Para início de conversa, se alguém acha que estou postando hoje um artigo sobre metafísica, enganou-se redondamente.
Neste texto, falarei tão somente da nossa vida terrena após a morte. Ou seja, o que farão de nós aqueles que continuarem, muito embora já não estaremos mais aqui para sabermos. Nem tão pouco para curtirmos ou compartilharmos nas redes sociais da internet.
Talvez muitos pouco se importem com esse pós-vida ou sobrevida enquanto outros se preocupam até demais. Porém, o certo é que isso não se trata de uma discussão tola porque, por razões de responsabilidade consciencial, devemos nos esforçar para transmitir uma influência construtiva, plantando boas sementes. Até pelo fato de que, quando viemos ao mundo, foram as coisas positivas deixadas por terceiros (e não as negativas) que nos auxiliaram na trajetória feita até à presente data.
Entretanto, quer nos esforcemos ou não para transmitir bons exemplos, há coisas que fugirão ao controle da nossa programação da mesma maneira como ocorre com os planejamentos arquitetados para usufruirmos ainda em vida. Em outras palavras, existirão muitas variáveis capazes de dar rumos diferentes.

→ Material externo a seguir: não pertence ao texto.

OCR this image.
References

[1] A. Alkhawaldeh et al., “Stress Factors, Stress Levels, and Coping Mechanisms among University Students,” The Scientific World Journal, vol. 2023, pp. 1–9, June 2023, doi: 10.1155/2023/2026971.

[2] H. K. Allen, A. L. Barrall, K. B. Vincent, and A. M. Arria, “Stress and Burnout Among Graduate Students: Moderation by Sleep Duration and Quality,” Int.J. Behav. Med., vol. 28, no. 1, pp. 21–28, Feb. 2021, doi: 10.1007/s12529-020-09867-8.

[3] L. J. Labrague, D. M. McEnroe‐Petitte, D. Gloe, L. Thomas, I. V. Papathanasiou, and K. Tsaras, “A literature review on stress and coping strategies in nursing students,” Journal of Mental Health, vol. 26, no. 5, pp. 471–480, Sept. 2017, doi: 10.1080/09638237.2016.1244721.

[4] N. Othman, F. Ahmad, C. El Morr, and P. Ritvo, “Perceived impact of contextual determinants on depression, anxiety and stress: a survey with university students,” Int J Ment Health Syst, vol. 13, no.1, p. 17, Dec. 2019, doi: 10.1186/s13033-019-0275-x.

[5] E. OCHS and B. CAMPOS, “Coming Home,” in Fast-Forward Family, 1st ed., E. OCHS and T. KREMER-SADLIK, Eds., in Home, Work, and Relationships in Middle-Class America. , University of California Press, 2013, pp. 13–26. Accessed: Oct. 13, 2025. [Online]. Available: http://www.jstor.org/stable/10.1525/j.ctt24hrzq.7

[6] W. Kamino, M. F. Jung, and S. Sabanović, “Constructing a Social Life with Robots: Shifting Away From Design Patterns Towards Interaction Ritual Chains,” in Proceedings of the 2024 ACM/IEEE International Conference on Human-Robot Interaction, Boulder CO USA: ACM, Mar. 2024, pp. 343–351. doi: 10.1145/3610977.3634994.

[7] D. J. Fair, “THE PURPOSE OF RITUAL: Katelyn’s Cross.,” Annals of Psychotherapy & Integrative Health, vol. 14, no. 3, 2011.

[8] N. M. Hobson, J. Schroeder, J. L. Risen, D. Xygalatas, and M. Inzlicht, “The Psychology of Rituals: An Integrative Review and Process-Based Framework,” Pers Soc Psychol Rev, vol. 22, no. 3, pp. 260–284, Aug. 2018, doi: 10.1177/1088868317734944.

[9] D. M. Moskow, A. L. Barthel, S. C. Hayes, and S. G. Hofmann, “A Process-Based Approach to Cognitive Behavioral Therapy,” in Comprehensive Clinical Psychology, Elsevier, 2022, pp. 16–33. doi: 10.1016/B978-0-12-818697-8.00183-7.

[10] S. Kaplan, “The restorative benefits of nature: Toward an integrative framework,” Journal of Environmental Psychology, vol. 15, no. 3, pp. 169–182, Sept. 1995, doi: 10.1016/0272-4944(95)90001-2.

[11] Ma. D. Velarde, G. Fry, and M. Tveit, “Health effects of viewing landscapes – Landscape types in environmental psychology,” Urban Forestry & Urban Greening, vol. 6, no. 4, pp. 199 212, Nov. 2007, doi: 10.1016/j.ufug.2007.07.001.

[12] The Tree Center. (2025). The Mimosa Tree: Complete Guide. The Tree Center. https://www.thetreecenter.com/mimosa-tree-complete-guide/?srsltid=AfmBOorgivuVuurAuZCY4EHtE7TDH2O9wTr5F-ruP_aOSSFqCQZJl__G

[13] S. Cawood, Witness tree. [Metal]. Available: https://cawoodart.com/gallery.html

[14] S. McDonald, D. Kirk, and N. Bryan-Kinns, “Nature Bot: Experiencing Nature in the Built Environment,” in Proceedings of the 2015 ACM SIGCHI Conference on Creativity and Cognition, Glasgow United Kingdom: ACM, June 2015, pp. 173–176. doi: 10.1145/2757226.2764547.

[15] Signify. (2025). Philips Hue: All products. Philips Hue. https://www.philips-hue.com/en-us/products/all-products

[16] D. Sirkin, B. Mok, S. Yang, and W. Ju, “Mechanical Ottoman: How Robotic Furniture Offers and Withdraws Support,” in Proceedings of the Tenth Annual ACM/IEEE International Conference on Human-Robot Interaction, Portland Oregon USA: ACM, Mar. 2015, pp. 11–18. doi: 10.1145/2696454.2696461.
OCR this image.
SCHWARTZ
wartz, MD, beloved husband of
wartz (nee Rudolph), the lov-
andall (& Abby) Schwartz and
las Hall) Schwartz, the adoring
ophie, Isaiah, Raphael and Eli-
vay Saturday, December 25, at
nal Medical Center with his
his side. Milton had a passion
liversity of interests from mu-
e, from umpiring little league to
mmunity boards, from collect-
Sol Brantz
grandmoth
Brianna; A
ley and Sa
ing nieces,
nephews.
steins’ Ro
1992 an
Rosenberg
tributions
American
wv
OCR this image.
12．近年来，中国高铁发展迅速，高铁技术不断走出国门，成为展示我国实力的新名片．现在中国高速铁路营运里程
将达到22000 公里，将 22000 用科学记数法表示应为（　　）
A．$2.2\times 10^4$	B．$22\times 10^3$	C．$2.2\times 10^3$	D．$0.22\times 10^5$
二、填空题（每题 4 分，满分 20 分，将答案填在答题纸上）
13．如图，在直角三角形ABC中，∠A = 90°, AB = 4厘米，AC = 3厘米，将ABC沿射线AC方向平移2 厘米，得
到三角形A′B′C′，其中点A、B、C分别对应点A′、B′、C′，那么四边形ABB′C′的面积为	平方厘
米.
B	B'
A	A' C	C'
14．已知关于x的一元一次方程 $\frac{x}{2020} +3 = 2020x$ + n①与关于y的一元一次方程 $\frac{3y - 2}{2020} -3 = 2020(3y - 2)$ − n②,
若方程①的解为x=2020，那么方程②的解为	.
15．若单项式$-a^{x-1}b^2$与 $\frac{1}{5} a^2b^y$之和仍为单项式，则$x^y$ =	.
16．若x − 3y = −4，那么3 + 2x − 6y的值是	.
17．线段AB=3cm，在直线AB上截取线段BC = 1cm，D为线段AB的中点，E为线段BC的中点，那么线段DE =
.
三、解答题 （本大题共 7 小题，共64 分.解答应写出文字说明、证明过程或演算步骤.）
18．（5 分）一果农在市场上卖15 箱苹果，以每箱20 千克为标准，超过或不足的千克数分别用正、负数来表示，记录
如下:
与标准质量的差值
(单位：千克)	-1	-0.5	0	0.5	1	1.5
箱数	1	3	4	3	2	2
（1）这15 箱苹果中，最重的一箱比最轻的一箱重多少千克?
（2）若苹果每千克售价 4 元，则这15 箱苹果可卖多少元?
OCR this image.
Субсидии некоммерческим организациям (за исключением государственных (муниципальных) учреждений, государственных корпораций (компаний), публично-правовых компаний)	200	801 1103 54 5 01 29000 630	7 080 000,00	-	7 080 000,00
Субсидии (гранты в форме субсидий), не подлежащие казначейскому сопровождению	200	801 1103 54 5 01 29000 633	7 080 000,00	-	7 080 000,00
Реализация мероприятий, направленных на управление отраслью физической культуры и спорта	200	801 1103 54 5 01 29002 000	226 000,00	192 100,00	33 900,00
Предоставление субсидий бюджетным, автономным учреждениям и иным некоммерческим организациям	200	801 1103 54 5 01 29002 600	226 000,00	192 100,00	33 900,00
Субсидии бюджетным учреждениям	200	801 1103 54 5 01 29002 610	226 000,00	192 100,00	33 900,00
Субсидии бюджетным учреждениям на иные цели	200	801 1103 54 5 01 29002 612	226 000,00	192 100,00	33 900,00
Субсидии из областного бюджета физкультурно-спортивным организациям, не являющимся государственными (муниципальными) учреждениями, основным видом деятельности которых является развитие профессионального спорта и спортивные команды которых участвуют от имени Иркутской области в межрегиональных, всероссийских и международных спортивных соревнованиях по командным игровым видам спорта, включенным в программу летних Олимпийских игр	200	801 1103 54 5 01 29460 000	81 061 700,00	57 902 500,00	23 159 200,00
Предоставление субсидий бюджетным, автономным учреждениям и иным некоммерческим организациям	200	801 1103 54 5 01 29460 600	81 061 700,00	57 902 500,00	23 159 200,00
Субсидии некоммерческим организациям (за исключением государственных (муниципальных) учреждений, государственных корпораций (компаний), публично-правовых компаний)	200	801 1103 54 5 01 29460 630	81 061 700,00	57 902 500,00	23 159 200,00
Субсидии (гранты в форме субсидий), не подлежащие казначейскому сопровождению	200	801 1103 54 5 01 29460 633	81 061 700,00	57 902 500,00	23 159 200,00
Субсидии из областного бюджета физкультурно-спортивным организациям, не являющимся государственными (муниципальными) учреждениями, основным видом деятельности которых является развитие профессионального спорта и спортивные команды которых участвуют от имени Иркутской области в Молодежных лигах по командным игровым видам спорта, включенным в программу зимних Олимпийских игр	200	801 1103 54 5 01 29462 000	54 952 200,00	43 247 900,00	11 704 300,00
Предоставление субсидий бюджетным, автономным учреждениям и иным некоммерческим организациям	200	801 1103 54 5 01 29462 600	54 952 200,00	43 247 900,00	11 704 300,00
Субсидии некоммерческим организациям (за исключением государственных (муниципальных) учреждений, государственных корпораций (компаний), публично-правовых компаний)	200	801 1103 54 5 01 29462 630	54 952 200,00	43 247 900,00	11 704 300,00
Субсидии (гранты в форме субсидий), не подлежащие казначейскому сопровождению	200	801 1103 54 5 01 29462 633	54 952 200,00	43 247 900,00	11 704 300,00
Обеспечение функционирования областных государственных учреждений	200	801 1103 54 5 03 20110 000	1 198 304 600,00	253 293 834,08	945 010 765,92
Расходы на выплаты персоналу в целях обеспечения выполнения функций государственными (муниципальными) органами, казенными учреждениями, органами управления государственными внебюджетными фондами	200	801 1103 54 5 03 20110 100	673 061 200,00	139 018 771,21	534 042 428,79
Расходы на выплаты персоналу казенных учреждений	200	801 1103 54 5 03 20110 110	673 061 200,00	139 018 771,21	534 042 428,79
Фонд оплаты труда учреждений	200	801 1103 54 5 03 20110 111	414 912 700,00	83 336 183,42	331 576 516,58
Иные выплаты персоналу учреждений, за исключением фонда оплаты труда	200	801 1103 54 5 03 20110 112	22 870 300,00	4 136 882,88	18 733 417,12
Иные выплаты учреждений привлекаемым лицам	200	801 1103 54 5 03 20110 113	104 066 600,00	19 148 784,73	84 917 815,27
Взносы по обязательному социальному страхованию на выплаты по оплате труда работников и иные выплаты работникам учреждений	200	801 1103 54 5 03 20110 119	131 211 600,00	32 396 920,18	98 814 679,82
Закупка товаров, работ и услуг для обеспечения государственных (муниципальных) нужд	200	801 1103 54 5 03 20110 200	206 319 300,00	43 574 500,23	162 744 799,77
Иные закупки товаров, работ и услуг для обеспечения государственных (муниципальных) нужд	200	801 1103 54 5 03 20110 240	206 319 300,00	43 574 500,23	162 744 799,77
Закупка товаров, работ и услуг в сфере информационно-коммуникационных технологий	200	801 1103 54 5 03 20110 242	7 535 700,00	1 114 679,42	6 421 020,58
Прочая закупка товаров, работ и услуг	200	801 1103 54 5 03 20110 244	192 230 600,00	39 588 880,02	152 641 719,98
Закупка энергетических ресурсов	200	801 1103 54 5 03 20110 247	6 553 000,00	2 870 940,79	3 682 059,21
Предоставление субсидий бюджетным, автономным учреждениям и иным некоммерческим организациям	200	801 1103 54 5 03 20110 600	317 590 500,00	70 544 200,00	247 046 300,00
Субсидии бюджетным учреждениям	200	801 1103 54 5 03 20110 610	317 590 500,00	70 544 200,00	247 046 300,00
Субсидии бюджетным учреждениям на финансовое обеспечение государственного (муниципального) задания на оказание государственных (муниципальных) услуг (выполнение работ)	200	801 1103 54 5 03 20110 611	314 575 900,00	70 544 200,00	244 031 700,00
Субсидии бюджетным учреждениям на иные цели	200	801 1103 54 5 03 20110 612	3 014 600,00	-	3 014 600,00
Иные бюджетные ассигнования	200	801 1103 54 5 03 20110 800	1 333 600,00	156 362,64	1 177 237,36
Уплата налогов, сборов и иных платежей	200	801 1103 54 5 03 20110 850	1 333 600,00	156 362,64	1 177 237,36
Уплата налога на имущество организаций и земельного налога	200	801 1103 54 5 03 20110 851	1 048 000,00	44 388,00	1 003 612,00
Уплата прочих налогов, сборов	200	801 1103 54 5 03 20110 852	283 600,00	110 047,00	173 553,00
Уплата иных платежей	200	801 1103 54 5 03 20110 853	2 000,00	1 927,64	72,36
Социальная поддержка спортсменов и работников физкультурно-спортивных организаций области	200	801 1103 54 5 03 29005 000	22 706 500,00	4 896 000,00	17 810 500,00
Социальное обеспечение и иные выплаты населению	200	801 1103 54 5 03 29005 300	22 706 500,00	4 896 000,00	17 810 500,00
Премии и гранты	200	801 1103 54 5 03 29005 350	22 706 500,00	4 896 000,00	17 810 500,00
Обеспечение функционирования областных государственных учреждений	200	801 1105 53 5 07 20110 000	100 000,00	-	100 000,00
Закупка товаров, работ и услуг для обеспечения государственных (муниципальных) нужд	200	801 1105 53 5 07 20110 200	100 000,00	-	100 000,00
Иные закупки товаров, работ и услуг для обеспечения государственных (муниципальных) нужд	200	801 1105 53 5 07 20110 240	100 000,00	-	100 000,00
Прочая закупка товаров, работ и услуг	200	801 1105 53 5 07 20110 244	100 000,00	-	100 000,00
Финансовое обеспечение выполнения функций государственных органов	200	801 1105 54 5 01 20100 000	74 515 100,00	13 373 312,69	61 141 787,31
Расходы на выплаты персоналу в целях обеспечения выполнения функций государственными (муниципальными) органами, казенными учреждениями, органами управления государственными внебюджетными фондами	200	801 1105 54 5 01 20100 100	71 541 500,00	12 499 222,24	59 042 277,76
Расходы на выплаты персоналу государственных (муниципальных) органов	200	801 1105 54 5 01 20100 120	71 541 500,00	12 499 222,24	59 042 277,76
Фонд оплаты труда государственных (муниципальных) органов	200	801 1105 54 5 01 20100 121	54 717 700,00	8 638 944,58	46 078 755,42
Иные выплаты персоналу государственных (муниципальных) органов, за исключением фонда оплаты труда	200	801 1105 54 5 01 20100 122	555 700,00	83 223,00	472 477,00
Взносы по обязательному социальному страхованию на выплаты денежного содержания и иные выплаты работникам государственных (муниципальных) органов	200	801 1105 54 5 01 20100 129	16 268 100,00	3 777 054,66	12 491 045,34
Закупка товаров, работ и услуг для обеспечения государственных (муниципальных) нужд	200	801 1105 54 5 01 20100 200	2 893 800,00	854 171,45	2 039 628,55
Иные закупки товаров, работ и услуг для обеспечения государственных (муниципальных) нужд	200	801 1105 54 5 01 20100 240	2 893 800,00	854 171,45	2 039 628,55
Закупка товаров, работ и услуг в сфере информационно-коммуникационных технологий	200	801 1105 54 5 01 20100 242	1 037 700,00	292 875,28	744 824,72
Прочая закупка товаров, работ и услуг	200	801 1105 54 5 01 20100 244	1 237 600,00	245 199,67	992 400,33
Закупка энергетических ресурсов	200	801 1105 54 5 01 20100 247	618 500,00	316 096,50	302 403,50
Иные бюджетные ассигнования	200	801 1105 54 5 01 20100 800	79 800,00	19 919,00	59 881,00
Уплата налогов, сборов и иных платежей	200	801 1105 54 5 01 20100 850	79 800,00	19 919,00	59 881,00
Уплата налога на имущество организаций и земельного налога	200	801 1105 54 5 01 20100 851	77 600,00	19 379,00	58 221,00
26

Geralmente permanecemos na memória até duas gerações depois da nossa e os nossos bisnetos, quer tenham nos visto durante a infância ou jamais nos conhecido pessoalmente, provavelmente só saberão algo a nosso respeito através do que seus pais e avós lhes contarem. E, mesmo assim, a tendência daqui para frente é que, devido ao enfraquecimento das relações familiares, sejamos rapidamente esquecidos. Ou, caso a longevidade vier aumentar a ponto do ser humano conseguir viver os 140 anos, conforme previsto pelo nosso temeroso presidente da República, se um jovem passar pelo seu tataravô na rua, talvez nem saberá que se trate de um dos seus ancestrais.
Retornando ao que vem acontecendo hoje, pois nem sabemos se a expectativa de vida da humanidade irá mesmo aumentar ou se já está declinando, a tendência é que os nossos filhos e netos nos transformem em álbuns digitais de algum site de relacionamentos como o Facebook já que as fotografias convencionais entraram em desuso desde a década passada. E, se virarmos imagens, já não estaremos tão próximos daquilo que ideal e objetivamente compreendemos como realidade.
Certa vez, ao ler os comentários de um rabino, o autor escreveu o seguinte: "o problema das imagens é que elas são enganosas". Não sei se foi o célebre Nilton Bonder quem disse tal frase ou se teria sido outro escritor, mas esse parece ser um motivo plausível pelo qual Moisés proibiu o povo hebreu de produzir figuras esculturais para fins de culto porque se tratariam de ideias corrompidas acerca da Divindade, expressando, na verdade, o ponto de vista do artista.
Bem, prometi não entrar no campo da metafísica e cumprirei. Deste modo, o que pretendo dizer é que, quando formos apenas retratos, os homens farão da nossa imagem aquilo que bem lhe agradarem. A princípio de conversa, a atitude tomada pela maioria dos filhos é de beatificar seu pai e sua mãe, ainda que outros prefiram demonizar o ascendente durante um tempo. Deletamos do passado da pessoa aquilo que não nos interessa para que o ente querido seja refeito conforme à nossa imagem e semelhança.
Até que ponto não foi isso que os cristãos fizeram com Jesus?! Pois de um humilde homem da Galileia, os evangelistas o transformaram num pregador taumaturgo e que se tornou mártir, para então o ressuscitarem e o elevarem à categoria de Messias, e depois Filho de Davi, Filho de Deus até tornar-se o próprio Deus. E, com toda sinceridade, desculpem-me as mentes mais ortodoxas da religião, tenho a desconfiança de que aquele sábio nazareno retratado nos evangelhos pode muito bem ter desejado desconstruir qualquer tipo de messianismo. E no nome de quem os discípulos teriam feito o bem, os agentes da Inquisição cometeram muito mal...
Diante disso, conclui-se que não há razões para termos qualquer apego sobre aquilo que farão de nós amanhã. Tal como os restos mortais de um corpo em decomposição, também a verdadeira pessoa que um dia fomos tende a desintegrar no meio social com o passar dos anos. E os poucos que sobreviverem na memória por mais de três ou quatro gerações, correrão sempre o risco de virar um mito moderno, conforme idealizarem os homens do futuro. Não há como fugirmos disso!
Desejo a todos uma ótima quinta-feira!